A proposta para nomear Júlio César Martins Tavares como próximo Procurador-Geral não vai avançar.
A informação consta de um comunicado publicado na página oficial de Facebook da Presidência da República, no qual é divulgada a posição do Chefe de Estado, José Maria Neves, sobre a proposta apresentada.
Segundo o comunicado, José Maria Neves decidiu, após ponderação, não acolher o nome proposto, numa decisão que, conforme é expressamente sublinhado, não coloca em causa as capacidades profissionais, académicas ou técnicas do jurista.
A posição foi comunicada numa carta enviada esta segunda-feira, 24 de agosto, ao Primeiro-Ministro, Francisco Carvalho.
Na missiva, José Maria Neves começa precisamente por destacar o percurso do candidato proposto, que já exerceu as funções de Procurador-Geral entre 2008 e 2014.
O seu currículo é descrito como revelador de uma longa carreira dedicada à justiça, ao serviço público, à cooperação judiciária internacional, ao ensino jurídico e à produção científica.
A questão que levou a uma decisão diferente está, portanto, noutro ponto.
Uma situação jurídica ainda não encerrada
No centro da avaliação está uma questão jurídico-disciplinar relacionada com a demissão por abandono de lugar aplicada a Júlio César Martins Tavares.
A decisão consta do Boletim Oficial n.º 25, II Série, de 10 de fevereiro de 2021, no qual foi publicada a deliberação do Conselho Superior do Ministério Público (CSMP) relativa à aplicação da pena de demissão.
Segundo a carta agora divulgada, o interessado contestou essa decisão junto do Supremo Tribunal de Justiça, não sendo ainda conhecido o desfecho final do processo.
O Chefe de Estado deixa claro que não pretende pronunciar-se sobre o mérito das posições das partes nem antecipar qualquer decisão judicial.
É precisamente a existência dessa situação ainda pendente que está na origem das reservas institucionais.

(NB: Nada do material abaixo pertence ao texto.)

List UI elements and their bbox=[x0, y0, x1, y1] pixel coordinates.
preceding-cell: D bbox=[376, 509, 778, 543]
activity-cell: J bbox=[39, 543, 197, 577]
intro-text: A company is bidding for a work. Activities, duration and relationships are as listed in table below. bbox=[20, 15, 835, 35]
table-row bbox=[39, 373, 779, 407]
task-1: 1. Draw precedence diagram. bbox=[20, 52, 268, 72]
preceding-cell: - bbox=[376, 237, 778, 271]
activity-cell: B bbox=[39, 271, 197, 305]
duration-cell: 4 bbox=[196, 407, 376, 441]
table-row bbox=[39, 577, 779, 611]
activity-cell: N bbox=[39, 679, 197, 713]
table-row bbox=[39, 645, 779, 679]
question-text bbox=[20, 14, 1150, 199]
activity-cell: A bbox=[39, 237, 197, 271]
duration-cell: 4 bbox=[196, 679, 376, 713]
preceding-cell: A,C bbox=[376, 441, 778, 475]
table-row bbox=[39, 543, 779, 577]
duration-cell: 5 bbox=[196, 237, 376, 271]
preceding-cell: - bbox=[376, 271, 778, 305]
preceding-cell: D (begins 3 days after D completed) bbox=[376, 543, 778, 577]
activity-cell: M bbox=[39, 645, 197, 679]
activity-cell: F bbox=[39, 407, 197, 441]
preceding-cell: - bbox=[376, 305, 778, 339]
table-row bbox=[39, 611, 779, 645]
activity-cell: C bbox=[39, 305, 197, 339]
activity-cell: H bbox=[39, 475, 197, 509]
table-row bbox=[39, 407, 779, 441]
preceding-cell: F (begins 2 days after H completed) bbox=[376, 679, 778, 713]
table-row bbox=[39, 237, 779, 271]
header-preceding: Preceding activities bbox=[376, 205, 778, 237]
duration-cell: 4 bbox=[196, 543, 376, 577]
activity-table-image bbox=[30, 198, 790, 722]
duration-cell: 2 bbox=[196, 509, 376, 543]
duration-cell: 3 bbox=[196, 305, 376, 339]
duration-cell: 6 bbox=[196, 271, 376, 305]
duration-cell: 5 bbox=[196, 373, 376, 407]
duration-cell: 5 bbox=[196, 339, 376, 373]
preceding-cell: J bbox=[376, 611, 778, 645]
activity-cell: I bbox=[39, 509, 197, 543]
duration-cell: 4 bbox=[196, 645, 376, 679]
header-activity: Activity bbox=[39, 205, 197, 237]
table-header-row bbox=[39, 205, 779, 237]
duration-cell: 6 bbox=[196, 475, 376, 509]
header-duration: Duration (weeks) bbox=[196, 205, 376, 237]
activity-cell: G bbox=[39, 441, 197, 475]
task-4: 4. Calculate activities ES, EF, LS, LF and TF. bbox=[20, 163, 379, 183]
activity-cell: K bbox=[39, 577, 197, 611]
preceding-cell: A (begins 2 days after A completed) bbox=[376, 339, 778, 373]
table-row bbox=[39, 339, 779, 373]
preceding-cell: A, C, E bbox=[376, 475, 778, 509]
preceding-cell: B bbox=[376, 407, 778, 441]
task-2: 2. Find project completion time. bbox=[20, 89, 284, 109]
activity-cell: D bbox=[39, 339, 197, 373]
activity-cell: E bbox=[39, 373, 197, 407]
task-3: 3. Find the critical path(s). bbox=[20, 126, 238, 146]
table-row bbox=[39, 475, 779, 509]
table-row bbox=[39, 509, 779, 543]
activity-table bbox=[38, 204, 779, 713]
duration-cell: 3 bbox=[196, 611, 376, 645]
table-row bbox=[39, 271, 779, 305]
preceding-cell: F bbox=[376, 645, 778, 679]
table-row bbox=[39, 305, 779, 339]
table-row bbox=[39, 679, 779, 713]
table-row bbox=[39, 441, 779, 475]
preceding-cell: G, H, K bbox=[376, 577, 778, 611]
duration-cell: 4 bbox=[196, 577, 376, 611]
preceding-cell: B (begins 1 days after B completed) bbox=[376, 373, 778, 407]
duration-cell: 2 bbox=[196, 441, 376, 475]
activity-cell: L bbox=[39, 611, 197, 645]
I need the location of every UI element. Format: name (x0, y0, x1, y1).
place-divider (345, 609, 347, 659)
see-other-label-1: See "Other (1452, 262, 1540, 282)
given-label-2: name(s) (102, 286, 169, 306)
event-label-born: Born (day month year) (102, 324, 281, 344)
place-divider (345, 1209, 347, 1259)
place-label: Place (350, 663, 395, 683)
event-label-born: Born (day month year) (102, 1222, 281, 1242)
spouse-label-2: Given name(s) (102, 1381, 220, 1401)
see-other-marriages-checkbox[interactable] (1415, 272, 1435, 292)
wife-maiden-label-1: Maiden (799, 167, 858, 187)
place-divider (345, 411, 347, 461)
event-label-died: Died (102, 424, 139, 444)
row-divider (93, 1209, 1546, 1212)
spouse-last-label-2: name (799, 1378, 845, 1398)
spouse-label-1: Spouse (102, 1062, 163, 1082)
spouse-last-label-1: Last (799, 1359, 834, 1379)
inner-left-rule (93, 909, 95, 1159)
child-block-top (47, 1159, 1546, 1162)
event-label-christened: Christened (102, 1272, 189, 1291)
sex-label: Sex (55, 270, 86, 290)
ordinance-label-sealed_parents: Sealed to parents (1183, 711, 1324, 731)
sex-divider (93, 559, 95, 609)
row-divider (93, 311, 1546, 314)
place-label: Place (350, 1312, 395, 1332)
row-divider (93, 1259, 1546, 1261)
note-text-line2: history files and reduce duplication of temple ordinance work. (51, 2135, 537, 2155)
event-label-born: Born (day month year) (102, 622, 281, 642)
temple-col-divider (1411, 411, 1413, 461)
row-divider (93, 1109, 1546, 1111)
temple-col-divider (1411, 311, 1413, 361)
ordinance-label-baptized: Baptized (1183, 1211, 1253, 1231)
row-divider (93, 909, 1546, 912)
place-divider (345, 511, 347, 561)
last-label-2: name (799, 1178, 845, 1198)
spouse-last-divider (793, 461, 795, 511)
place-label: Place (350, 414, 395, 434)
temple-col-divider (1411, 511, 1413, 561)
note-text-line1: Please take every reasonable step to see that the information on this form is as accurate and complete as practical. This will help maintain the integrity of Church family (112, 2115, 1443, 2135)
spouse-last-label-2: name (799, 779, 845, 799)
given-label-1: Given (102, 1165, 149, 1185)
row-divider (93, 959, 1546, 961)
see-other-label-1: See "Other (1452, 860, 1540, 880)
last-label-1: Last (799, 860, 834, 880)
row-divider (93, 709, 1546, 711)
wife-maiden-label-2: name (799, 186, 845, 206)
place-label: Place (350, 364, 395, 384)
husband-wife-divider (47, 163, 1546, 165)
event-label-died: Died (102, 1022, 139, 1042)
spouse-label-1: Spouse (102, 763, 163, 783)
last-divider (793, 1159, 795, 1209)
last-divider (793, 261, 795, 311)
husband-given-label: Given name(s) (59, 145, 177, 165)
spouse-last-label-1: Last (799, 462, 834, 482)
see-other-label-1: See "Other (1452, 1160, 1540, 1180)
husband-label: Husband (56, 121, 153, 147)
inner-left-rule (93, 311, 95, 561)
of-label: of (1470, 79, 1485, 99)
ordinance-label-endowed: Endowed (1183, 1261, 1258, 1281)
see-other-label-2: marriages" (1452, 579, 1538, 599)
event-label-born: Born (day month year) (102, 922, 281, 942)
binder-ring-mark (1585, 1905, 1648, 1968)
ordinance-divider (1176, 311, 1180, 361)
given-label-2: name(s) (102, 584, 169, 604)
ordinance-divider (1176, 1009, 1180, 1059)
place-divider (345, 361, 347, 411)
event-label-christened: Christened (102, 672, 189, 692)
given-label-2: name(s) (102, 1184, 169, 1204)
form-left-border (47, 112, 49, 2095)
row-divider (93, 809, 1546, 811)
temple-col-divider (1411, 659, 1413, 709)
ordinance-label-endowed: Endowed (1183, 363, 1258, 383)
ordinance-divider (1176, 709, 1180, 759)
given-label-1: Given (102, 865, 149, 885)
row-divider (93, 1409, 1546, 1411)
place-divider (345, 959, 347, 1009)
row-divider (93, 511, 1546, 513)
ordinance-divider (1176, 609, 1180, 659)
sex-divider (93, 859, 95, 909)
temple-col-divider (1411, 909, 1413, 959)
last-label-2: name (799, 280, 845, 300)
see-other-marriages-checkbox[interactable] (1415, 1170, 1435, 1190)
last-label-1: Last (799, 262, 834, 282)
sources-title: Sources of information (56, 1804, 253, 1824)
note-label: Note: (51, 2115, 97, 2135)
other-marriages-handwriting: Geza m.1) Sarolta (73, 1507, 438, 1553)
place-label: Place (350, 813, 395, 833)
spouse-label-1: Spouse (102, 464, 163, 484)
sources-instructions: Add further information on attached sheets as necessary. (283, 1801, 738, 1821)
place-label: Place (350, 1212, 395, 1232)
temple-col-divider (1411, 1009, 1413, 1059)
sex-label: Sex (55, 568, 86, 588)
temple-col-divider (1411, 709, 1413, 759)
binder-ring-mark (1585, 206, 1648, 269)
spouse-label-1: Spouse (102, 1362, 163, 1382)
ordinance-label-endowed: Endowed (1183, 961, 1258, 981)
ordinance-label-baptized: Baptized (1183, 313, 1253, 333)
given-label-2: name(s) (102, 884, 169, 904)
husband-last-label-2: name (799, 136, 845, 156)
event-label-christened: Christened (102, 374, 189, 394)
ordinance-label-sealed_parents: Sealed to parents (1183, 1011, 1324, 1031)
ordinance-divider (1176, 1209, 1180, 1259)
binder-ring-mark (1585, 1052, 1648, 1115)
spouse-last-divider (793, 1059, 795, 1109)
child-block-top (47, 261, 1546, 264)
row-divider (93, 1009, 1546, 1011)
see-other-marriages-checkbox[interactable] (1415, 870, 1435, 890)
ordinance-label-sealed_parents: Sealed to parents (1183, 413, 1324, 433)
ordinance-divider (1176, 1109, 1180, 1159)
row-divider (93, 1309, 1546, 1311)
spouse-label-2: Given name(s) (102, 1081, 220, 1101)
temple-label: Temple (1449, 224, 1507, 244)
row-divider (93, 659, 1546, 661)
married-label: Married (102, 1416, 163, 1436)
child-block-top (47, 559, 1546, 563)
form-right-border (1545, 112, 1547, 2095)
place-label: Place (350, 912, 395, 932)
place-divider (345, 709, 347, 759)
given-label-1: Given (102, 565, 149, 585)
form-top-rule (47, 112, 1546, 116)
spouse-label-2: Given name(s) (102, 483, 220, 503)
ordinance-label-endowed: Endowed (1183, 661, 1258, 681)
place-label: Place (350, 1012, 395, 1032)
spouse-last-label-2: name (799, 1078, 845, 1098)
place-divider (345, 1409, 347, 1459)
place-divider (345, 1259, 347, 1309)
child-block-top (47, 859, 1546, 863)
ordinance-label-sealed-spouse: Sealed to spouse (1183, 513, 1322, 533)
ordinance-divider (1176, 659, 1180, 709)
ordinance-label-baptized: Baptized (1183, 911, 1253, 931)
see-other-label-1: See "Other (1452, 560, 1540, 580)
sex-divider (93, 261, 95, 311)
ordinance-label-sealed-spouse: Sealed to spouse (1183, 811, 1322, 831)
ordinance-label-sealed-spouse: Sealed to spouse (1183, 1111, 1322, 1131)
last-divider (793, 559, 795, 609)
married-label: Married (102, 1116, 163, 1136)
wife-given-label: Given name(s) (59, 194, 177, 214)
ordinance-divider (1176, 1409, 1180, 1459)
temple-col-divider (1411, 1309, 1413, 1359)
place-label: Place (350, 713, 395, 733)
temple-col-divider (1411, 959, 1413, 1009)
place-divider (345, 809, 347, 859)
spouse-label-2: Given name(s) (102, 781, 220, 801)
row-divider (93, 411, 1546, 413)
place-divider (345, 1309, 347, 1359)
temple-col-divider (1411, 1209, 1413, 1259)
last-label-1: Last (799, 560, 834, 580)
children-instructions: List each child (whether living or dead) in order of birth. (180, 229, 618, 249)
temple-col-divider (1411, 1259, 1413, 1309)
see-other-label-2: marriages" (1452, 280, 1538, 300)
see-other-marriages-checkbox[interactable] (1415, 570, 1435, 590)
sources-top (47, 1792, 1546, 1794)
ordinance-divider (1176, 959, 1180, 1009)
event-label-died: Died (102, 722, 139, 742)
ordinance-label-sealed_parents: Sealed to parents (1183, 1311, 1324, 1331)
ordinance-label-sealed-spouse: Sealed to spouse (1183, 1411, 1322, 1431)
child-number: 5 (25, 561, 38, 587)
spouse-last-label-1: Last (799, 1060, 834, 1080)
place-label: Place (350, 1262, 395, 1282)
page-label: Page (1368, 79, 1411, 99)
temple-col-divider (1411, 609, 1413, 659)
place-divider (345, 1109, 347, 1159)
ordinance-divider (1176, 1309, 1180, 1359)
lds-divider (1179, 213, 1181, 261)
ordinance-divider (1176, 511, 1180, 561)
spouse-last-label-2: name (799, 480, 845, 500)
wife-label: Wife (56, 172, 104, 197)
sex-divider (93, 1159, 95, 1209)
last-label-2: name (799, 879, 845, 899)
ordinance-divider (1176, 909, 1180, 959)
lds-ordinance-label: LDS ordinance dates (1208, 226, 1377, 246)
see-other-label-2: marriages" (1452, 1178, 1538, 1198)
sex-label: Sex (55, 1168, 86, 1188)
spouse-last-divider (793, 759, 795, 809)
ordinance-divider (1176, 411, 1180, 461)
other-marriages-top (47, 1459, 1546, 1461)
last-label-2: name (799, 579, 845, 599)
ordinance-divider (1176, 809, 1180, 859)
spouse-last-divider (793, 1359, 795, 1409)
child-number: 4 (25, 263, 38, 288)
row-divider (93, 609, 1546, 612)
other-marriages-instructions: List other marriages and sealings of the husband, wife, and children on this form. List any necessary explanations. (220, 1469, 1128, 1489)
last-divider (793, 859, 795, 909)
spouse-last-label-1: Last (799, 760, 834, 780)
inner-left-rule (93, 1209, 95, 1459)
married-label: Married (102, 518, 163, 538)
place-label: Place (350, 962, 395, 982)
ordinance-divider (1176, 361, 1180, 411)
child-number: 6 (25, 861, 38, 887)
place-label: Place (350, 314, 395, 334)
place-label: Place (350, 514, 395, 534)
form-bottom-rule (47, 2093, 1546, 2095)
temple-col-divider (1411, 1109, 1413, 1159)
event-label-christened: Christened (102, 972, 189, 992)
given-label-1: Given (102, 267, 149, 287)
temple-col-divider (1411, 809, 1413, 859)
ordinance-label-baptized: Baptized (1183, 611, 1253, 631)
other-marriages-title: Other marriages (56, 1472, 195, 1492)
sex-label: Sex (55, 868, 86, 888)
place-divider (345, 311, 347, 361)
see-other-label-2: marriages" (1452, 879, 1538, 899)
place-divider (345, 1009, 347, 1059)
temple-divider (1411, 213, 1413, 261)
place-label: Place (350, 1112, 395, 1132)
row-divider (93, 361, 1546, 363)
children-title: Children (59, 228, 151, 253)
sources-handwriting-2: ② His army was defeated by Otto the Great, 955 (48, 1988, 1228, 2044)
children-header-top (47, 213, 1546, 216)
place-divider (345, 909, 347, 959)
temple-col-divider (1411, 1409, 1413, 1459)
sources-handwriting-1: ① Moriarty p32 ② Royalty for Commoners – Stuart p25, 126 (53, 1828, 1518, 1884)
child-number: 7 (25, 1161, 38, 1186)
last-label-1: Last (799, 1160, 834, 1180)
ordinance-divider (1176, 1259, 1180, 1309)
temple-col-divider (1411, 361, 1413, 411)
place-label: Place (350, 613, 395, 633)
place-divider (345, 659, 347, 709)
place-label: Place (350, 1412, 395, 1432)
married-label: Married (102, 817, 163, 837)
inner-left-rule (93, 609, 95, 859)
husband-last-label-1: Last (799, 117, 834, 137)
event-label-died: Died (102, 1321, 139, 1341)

A particularidade das funções
Há outro elemento considerado relevante.
O Procurador-Geral é simultaneamente o dirigente máximo do Ministério Público e presidente do Conselho Superior do Ministério Público.
Isso significa que, caso fosse nomeado, Júlio César Martins Tavares passaria a presidir ao órgão cuja decisão de demissão contesta.
Ao mesmo tempo, o Procurador-Geral representa o Ministério Público junto do Supremo Tribunal de Justiça, instância perante a qual, de acordo com a carta, continua a tramitar a impugnação relacionada com aquela decisão.
É esta sobreposição institucional que assume particular peso na fundamentação apresentada.
Prudência e confiança nas instituições
Perante estas circunstâncias, José Maria Neves considera que a prudência institucional aconselha que a chefia do Ministério Público seja exercida por uma personalidade cuja situação estatutária não esteja envolvida numa controvérsia jurídica ainda não definitivamente ultrapassada.
O objetivo declarado é preservar a confiança pública, a autoridade moral e o prestígio das instituições da justiça, evitando igualmente suspeitas ou dúvidas sobre a independência futura de quem vier a exercer o cargo.
A carta insiste num ponto: a decisão não representa uma apreciação desfavorável da competência, honra, integridade pessoal ou mérito profissional de Júlio César Martins Tavares.
É apresentada, exclusivamente, como um juízo de oportunidade constitucional e de salvaguarda institucional perante as circunstâncias existentes.
A proposta, assim, não avança.
Fica agora por conhecer qual será o próximo nome proposto para a chefia da Procuradoria-Geral.